One thing that plagues many small groups is the tendency to veer off from the original conversation onto what eventually becomes a topic of complete irrelevancy. In short, a tangent!

Sometimes tangents can be great! In fact, a student in your group might open up based on a conversation that stemmed from a tangent. I would go as far as to say that the Holy Spirit leads some great conversations via the human inability to stay on topic. You might want to talk about honoring parents, but God wants to steer the conversation onto a topic of purity.

Then, of course, you have negative tangents. These are the tangents that are steered by pride, selfishness, or flat out distraction. This is the most common type of tangent in small groups. Someone will be opening up about something and a key word sparks a conversation from another student.

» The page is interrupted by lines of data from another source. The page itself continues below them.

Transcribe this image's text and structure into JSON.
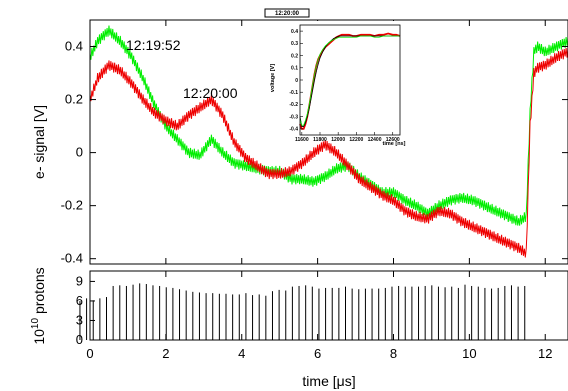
{
  "chart_data": [
    {
      "type": "line",
      "ylabel": "e- signal [V]",
      "xlim": [
        0,
        12.6
      ],
      "ylim": [
        -0.42,
        0.5
      ],
      "yticks": [
        -0.4,
        -0.2,
        0,
        0.2,
        0.4
      ],
      "ytick_labels": [
        "-0.4",
        "-0.2",
        "0",
        "0.2",
        "0.4"
      ],
      "grid": false,
      "annotations": [
        "12:19:52",
        "12:20:00"
      ],
      "series": [
        {
          "name": "12:19:52",
          "color": "#00ee00",
          "x": [
            0,
            0.2,
            0.5,
            0.8,
            1.1,
            1.4,
            1.7,
            2.0,
            2.3,
            2.6,
            2.9,
            3.2,
            3.5,
            3.8,
            4.1,
            4.4,
            4.7,
            5.0,
            5.3,
            5.6,
            5.9,
            6.2,
            6.5,
            6.8,
            7.1,
            7.4,
            7.7,
            8.0,
            8.3,
            8.6,
            8.9,
            9.2,
            9.5,
            9.8,
            10.1,
            10.4,
            10.7,
            11.0,
            11.3,
            11.5,
            11.6,
            11.7,
            11.8,
            12.0,
            12.3,
            12.6
          ],
          "values": [
            0.36,
            0.42,
            0.46,
            0.42,
            0.36,
            0.28,
            0.18,
            0.1,
            0.05,
            0.0,
            -0.01,
            0.05,
            0.0,
            -0.04,
            -0.05,
            -0.06,
            -0.07,
            -0.07,
            -0.1,
            -0.1,
            -0.11,
            -0.09,
            -0.06,
            -0.05,
            -0.09,
            -0.12,
            -0.15,
            -0.15,
            -0.18,
            -0.2,
            -0.23,
            -0.2,
            -0.18,
            -0.17,
            -0.18,
            -0.2,
            -0.22,
            -0.24,
            -0.26,
            -0.24,
            0.15,
            0.38,
            0.4,
            0.38,
            0.4,
            0.42
          ]
        },
        {
          "name": "12:20:00",
          "color": "#ee0000",
          "x": [
            0,
            0.2,
            0.5,
            0.8,
            1.1,
            1.4,
            1.7,
            2.0,
            2.3,
            2.6,
            2.9,
            3.2,
            3.5,
            3.8,
            4.1,
            4.4,
            4.7,
            5.0,
            5.3,
            5.6,
            5.9,
            6.2,
            6.5,
            6.8,
            7.1,
            7.4,
            7.7,
            8.0,
            8.3,
            8.6,
            8.9,
            9.2,
            9.5,
            9.8,
            10.1,
            10.4,
            10.7,
            11.0,
            11.3,
            11.5,
            11.6,
            11.7,
            11.8,
            12.0,
            12.3,
            12.6
          ],
          "values": [
            0.2,
            0.28,
            0.33,
            0.31,
            0.26,
            0.2,
            0.15,
            0.12,
            0.1,
            0.14,
            0.17,
            0.2,
            0.14,
            0.04,
            -0.02,
            -0.05,
            -0.08,
            -0.08,
            -0.07,
            -0.04,
            0.0,
            0.03,
            0.0,
            -0.05,
            -0.1,
            -0.13,
            -0.16,
            -0.18,
            -0.22,
            -0.24,
            -0.25,
            -0.22,
            -0.23,
            -0.26,
            -0.28,
            -0.3,
            -0.32,
            -0.34,
            -0.36,
            -0.38,
            0.1,
            0.3,
            0.32,
            0.33,
            0.36,
            0.38
          ]
        }
      ]
    },
    {
      "type": "bar",
      "xlabel": "time [μs]",
      "ylabel_prefix": "10",
      "ylabel_exp": "10",
      "ylabel_suffix": " protons",
      "xlim": [
        0,
        12.6
      ],
      "ylim": [
        0,
        10.6
      ],
      "xticks": [
        0,
        2,
        4,
        6,
        8,
        10,
        12
      ],
      "xtick_labels": [
        "0",
        "2",
        "4",
        "6",
        "8",
        "10",
        "12"
      ],
      "yticks": [
        0,
        3,
        6,
        9
      ],
      "ytick_labels": [
        "0",
        "3",
        "6",
        "9"
      ],
      "bunch_spacing": 0.175,
      "last_bunch_time": 11.46,
      "values": [
        6.0,
        6.4,
        6.1,
        6.4,
        6.6,
        8.3,
        8.4,
        8.3,
        8.5,
        8.7,
        8.6,
        8.4,
        8.3,
        8.1,
        8.0,
        7.8,
        7.6,
        7.4,
        7.3,
        7.2,
        7.2,
        7.1,
        7.1,
        7.0,
        7.0,
        7.2,
        6.9,
        7.0,
        6.8,
        7.5,
        7.7,
        7.6,
        8.2,
        8.3,
        8.4,
        8.2,
        7.9,
        8.0,
        8.0,
        8.0,
        8.2,
        7.9,
        7.8,
        7.9,
        7.9,
        7.9,
        8.0,
        8.2,
        8.3,
        8.2,
        8.2,
        8.2,
        8.3,
        8.4,
        8.2,
        8.1,
        8.2,
        8.0,
        8.5,
        8.3,
        8.2,
        8.0,
        7.9,
        8.0,
        8.3,
        8.4,
        8.2,
        8.3
      ]
    },
    {
      "type": "line",
      "title": "12:20:00",
      "xlabel": "time [ns]",
      "ylabel": "voltage [V]",
      "xlim": [
        11580,
        12680
      ],
      "ylim": [
        -0.45,
        0.45
      ],
      "xticks": [
        11600,
        11800,
        12000,
        12200,
        12400,
        12600
      ],
      "xtick_labels": [
        "11600",
        "11800",
        "12000",
        "12200",
        "12400",
        "12600"
      ],
      "yticks": [
        -0.4,
        -0.3,
        -0.2,
        -0.1,
        0,
        0.1,
        0.2,
        0.3,
        0.4
      ],
      "ytick_labels": [
        "-0.4",
        "-0.3",
        "-0.2",
        "-0.1",
        "0",
        "0.1",
        "0.2",
        "0.3",
        "0.4"
      ],
      "series": [
        {
          "color": "#ee0000",
          "x": [
            11580,
            11600,
            11620,
            11640,
            11660,
            11680,
            11700,
            11720,
            11740,
            11760,
            11780,
            11800,
            11830,
            11860,
            11890,
            11920,
            11950,
            11980,
            12010,
            12040,
            12080,
            12120,
            12160,
            12200,
            12250,
            12300,
            12350,
            12400,
            12450,
            12500,
            12550,
            12600,
            12640,
            12680
          ],
          "values": [
            -0.36,
            -0.4,
            -0.4,
            -0.36,
            -0.3,
            -0.22,
            -0.13,
            -0.04,
            0.05,
            0.12,
            0.17,
            0.2,
            0.24,
            0.27,
            0.29,
            0.31,
            0.33,
            0.35,
            0.36,
            0.37,
            0.37,
            0.37,
            0.36,
            0.36,
            0.37,
            0.37,
            0.37,
            0.36,
            0.37,
            0.37,
            0.38,
            0.37,
            0.37,
            0.36
          ]
        },
        {
          "color": "#000000",
          "x": [
            11580,
            11600,
            11620,
            11640,
            11660,
            11680,
            11700,
            11720,
            11740,
            11760,
            11780,
            11800,
            11830,
            11860,
            11890,
            11920,
            11950,
            11980,
            12010,
            12040,
            12080,
            12120,
            12160,
            12200,
            12250,
            12300,
            12350,
            12400,
            12450,
            12500,
            12550,
            12600,
            12640,
            12680
          ],
          "values": [
            -0.3,
            -0.38,
            -0.38,
            -0.35,
            -0.3,
            -0.24,
            -0.16,
            -0.08,
            0.0,
            0.07,
            0.13,
            0.18,
            0.23,
            0.27,
            0.3,
            0.32,
            0.34,
            0.35,
            0.36,
            0.36,
            0.36,
            0.36,
            0.36,
            0.36,
            0.36,
            0.36,
            0.36,
            0.36,
            0.36,
            0.36,
            0.36,
            0.36,
            0.36,
            0.36
          ]
        },
        {
          "color": "#00ee00",
          "x": [
            11580,
            11600,
            11620,
            11640,
            11660,
            11680,
            11700,
            11720,
            11740,
            11760,
            11780,
            11800,
            11830,
            11860,
            11890,
            11920,
            11950,
            11980,
            12010,
            12040,
            12080,
            12120,
            12160,
            12200,
            12250,
            12300,
            12350,
            12400,
            12450,
            12500,
            12550,
            12600,
            12640,
            12680
          ],
          "values": [
            -0.32,
            -0.37,
            -0.37,
            -0.33,
            -0.28,
            -0.21,
            -0.12,
            -0.03,
            0.05,
            0.12,
            0.17,
            0.21,
            0.25,
            0.28,
            0.3,
            0.32,
            0.33,
            0.34,
            0.35,
            0.35,
            0.35,
            0.35,
            0.35,
            0.35,
            0.36,
            0.36,
            0.36,
            0.35,
            0.35,
            0.36,
            0.36,
            0.36,
            0.36,
            0.36
          ]
        }
      ]
    }
  ]
}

The moment is ruined for the opening student and the rest of the group dives into a maze of conversations that lead to nowhere.

So here are three ways to be a Tangent Fighter

1. Be wise and recognize! Understand when a tangent is destructive or productive. It's easy. Was someone in the middle of talking about something important? Is the tangent important? Does it feel like the Spirit is leading the group or is it just up in the air?

2. Make it known. On the first day your group meets, make the tangent issue known. Let your students understand that veering off on a conversation is inevitable, but not okay in most cases. Tell them that it's nothing personal, but if the group goes off topic, you're going to steer right back.

3. Get them involved! Our group name is "The Tangent Fighters". It is known in our group that we easily slip into tangents. They also know that anyone can call, "TANGENT!" when the conversation begins to slide. This is great because the students who are notorious for tangents are typically the first ones to get the conversation back on track. When the students are given such a responsibility, they really take to it!



Always remember to be wise! Sometimes the Holy Spirit wants to lead a conversation and it may look like a useless tangent. I once bought a car that looked like a... oh wait, TANGENT!!!!